Snowflakes are POSSIBLE in parts of the Piedmont late Monday night into Tuesday. More on that toward the bottom of this post.
As we mentioned on air last Monday, this storm is very unusual. It will be talked about for many years to come.
Currently, it is still a hurricane producing huge waves off the coast and windy and wet conditions on our beaches. Soon it will turn NW toward land and is expected to hit the heavily populated cities and region of the Mid-Atlantic and southern New England with damaging winds and produce power outages for Millions.
While that is happening, it will transition from a Tropical system to a cold core system and the air aloft will be getting very cold. This will lead to snow in the central Appalachian mountains by late Sunday, especially over WV and then expand into other nearby mountains including the higher elevations of NC and VA by Sunday night.
Depending on the exact track, very heavy snow may fall in WV (measured in feet) and several inches in some of NC’s mountains.I have also noticed for the past couple of days, the possibility for some wrap around moisture to return to the Piedmont on Monday night and Tuesday. This doesn’t often do much east of the mountains and we have never recorded October snowfall in the Piedmont-Triad since records began in 1928. But again, this is an unusual storm.
I mentioned this to our newsroom on Thursday and Friday, but wanted to see it for a few more runs of the models before mentioning it to the masses.It appears that IF we get the moisture to indeed wrap around into our area on Monday night into Tuesday, the upper levels will be plenty cold for snow, however the surface will be marginal.
When this happens, it usually plays out that we get all liquid if precipitation is light and it mixes with or changes to snow if the intensity is heavy enough.

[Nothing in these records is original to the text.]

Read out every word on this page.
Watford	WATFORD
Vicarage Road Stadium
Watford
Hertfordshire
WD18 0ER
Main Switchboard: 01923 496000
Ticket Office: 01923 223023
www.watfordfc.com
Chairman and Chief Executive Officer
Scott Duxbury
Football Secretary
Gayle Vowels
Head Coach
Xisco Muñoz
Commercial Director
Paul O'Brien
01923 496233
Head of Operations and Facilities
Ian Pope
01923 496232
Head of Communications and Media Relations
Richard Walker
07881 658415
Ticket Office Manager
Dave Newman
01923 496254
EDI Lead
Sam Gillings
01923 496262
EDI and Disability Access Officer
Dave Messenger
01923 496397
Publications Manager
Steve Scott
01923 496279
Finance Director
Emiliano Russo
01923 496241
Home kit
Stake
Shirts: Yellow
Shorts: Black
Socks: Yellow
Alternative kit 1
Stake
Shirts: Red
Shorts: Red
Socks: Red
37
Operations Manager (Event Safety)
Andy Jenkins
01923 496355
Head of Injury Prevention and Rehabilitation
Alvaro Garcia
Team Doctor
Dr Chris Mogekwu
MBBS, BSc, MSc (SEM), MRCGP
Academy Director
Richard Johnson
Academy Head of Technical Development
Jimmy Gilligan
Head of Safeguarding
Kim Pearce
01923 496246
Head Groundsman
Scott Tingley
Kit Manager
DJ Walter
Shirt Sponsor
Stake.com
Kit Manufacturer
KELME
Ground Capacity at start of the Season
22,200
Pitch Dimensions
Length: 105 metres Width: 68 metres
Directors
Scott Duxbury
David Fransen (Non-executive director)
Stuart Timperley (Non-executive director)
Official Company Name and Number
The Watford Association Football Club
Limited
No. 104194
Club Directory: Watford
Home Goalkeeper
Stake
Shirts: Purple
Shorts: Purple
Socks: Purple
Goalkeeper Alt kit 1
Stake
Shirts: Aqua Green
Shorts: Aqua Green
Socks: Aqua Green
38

Either way, the ground and near ground temperatures should be warm enough that we would have no trouble from it here.There are no guarantees we get the wrap around precipitation either. With a low to the north, this wrap around is precipitation that moves from NW to SE. This means the air sinks off the mountains as it heads our way.
This sinking motion dries the air out and that is why we often miss out when storms are to our north and get our snows more often when they come from the south.The attached image is a grab from the 12z Sat European Model. It shows where it thinks snow will fall on Tuesday morning. It was actually more impressive looking on Thursday and Friday.